Learning from the Learners
This article originally appeared in The Roanoke Times on Oct. 14, 2017. It can be accessed here.
Mini is a recent Virginia Commonwealth University graduate who is interning with Blue Ridge Literacy.
If you had told me a few years ago I would someday be Googling how to say “great job” in Swahili, I might have thought you were crazy, but that is just another day in the life as an English teacher at Blue Ridge Literacy.
Our class is made up of couple dozen learners, who speak nearly as many different languages, and are at all different levels of proficiency. Some are married, some single, some have ten children, some without any, some were teachers or doctors in their home country, and some are just learning to write for the first time.
Considering all these different backgrounds, there is diversity in just about every possible way. I could not have predicted how much I would learn from the learners before I began working here, but this experience has given me the opportunity to see the world through many perspectives I would never have seen otherwise. Though teaching isn’t always easy, coming to class has become my favorite part of every day.
Our mission is primarily to help adult immigrants learn English, but in reality it encompasses many other tasks too: acting as a support system, helping them adjust to living in a new community, and finding ways to make them feel at home. I feel that I learn much more than I teach most days, or am at least humbled and inspired by how little I know. As much as our job is about teaching, it is also about forming bonds that help us and our community grow as a whole.

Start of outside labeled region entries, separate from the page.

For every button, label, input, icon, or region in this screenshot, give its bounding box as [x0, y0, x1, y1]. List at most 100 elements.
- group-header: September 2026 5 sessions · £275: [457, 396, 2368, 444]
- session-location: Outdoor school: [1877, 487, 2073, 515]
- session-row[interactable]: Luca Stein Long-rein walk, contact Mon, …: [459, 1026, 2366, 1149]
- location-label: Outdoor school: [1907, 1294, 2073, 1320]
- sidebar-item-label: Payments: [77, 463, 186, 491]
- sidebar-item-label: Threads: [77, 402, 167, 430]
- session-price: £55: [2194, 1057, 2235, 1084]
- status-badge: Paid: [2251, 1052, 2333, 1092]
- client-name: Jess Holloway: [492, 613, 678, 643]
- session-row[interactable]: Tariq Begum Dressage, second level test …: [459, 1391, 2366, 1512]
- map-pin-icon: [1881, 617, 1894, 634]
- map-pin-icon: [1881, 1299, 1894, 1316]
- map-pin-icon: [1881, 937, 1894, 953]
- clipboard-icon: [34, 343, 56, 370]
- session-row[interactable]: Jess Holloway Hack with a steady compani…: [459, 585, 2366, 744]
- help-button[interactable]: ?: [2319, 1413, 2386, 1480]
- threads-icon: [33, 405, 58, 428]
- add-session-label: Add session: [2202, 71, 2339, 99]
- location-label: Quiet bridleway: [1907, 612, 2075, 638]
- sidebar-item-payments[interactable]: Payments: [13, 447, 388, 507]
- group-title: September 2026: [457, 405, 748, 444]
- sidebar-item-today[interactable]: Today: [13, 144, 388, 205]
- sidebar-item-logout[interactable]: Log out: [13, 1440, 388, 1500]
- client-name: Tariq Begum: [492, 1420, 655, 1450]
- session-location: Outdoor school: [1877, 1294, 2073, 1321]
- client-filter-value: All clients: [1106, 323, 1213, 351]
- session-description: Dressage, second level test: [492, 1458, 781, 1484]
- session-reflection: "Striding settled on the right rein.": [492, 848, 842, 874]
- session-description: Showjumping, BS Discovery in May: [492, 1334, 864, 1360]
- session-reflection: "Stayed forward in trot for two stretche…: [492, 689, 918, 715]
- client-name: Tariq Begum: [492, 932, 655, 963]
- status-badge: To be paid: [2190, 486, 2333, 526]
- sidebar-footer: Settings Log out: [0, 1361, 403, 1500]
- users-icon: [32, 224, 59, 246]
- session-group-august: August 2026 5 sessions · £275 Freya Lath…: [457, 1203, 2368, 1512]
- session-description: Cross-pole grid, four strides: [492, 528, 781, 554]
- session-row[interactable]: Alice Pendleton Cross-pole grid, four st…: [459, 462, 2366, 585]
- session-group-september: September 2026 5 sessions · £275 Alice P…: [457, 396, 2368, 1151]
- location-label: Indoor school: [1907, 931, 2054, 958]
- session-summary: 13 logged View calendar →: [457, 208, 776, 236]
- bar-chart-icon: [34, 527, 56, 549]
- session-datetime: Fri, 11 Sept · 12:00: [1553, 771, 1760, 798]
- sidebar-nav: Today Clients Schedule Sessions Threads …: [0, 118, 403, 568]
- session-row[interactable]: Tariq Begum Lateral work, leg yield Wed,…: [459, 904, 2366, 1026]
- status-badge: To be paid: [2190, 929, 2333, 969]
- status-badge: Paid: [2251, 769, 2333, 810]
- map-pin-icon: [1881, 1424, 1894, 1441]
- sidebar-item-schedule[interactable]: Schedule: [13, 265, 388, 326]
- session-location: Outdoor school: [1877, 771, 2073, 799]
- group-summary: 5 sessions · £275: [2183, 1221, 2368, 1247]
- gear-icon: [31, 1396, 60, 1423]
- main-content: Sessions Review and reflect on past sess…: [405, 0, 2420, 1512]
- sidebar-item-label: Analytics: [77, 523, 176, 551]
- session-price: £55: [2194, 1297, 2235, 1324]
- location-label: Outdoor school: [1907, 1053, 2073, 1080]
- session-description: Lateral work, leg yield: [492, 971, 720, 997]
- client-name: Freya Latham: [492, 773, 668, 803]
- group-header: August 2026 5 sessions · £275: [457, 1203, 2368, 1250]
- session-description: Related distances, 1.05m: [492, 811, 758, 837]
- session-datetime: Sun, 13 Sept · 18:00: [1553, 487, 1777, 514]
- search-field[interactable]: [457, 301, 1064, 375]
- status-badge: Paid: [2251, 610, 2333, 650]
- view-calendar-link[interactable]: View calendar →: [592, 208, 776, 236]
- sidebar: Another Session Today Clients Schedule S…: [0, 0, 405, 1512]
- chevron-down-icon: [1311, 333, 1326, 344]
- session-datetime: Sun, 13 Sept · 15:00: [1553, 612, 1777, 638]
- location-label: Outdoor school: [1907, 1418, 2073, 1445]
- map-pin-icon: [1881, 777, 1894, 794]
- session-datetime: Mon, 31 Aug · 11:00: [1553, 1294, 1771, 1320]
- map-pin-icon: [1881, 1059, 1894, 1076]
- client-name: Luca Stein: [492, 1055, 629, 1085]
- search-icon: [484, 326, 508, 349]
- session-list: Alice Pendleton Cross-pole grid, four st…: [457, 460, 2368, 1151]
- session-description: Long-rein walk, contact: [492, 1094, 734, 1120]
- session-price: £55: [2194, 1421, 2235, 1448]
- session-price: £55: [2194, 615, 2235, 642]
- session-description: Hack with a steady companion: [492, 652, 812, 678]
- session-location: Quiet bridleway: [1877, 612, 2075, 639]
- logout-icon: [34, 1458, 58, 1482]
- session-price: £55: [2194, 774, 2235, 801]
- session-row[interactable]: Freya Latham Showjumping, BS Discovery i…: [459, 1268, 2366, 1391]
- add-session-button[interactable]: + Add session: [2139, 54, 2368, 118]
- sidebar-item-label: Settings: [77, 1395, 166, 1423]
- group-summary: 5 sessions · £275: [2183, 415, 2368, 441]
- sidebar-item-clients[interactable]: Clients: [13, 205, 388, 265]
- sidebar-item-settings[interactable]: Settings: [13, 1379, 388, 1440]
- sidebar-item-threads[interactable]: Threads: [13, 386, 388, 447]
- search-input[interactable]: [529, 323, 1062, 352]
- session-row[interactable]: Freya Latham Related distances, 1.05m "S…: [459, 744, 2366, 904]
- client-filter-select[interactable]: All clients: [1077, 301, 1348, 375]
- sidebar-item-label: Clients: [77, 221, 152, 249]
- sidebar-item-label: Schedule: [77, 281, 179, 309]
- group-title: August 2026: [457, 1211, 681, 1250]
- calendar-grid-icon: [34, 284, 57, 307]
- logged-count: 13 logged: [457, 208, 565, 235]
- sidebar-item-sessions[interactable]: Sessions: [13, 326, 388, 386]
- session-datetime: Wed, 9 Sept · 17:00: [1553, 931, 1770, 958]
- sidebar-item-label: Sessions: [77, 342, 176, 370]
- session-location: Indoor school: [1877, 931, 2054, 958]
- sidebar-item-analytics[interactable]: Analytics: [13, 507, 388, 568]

Blue Ridge Literacy offers these services for ESOL learners every day of the year, through classes and one-on-one tutor matches. There are also numerous seminars, socials, and parties throughout the year to bring learners closer to the community, and to celebrate the culture they bring to us as well. Each year these learners contribute stories to their annual publication, Writing From the Heart. Here is one letter that a learner from Egypt wrote to her tutor:
To Ms. Sara Geres,
I would like to grab this opportunity to express my sincere gratitude to my English language teacher Sara as she played an enormous roll for developing my English language skills. She worked hardly with me and helped me a lot to achieve my linguistic goals through enhancing my reading, writing, listening and speaking skills. She not only advanced my language but went beyond this in supporting me personally to overcome certain obstacles which faced me as a new immigrant to the United States. She treated me like her sister, she didn’t rest until she find an answer to my question.
She invited me to participate in Blue Ridge Literacy language series as an Arabic language teacher and at this event, I met some of the blue ridge literacy teachers, really all of them are very nice.